Budaya hustle ini menciptakan FOMO dalam konteks karir dan pengembangan diri. Kamu merasa harus selalu mengambil kursus online, menghadiri webinar, atau memulai bisnis baru hanya karena semua orang melakukannya. Rasa cemas akan ketinggalan kesempatan emas untuk sukses di usia muda menjadi pendorong kuat di balik perasaan ingin melakukan semuanya.
3. Konektivitas Digital 24/7 yang Tak Terhindarkan
Sebelum era smartphone, kita hanya tahu apa yang terjadi di lingkungan terdekat. Sekarang? Kita tahu apa yang terjadi di belahan dunia lain, kapan saja, setiap detik. Konektivitas 24/7 ini menghilangkan batasan antara ruang pribadi dan publik.
Notifikasi yang muncul setiap saat, mulai dari undangan event, chat grup, hingga unggahan live, membuat kita sulit melepaskan diri. Kita merasa wajib untuk selalu merespons dan terlibat. Jika kita mematikan ponsel sejenak, kita takut melewatkan keputusan penting atau kabar terbaru dari lingkaran sosial, membuat kita enggan memutus koneksi.

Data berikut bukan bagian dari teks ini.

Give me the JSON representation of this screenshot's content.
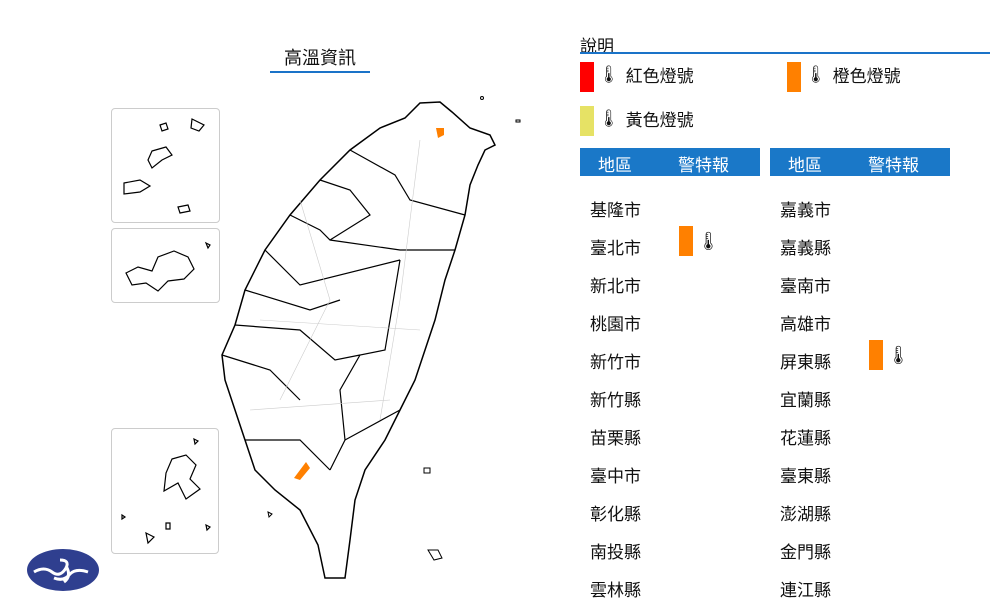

4. Siklus Ekonomi Pengalaman (Experience Economy)
Masyarakat modern, terutama Gen Z, cenderung menghargai pengalaman (experience) daripada kepemilikan materi. Konser, traveling ke tempat-tempat eksotis, dan festival adalah mata uang sosial baru.
Pengalaman ini menjadi bahan bakar utama bagi media sosial. Memiliki foto atau story di tempat atau event tertentu adalah simbol status. Ketika orang lain memamerkan pengalaman mereka, hal itu bukan hanya sekadar pamer, tetapi juga ajakan implisit untuk ikut merasakannya. Tekanan untuk mengumpulkan “memori keren” ini mendorong banyak orang untuk mengeluarkan uang dan waktu demi pengalaman yang sebenarnya tidak mereka inginkan, hanya agar tidak dibilang ketinggalan.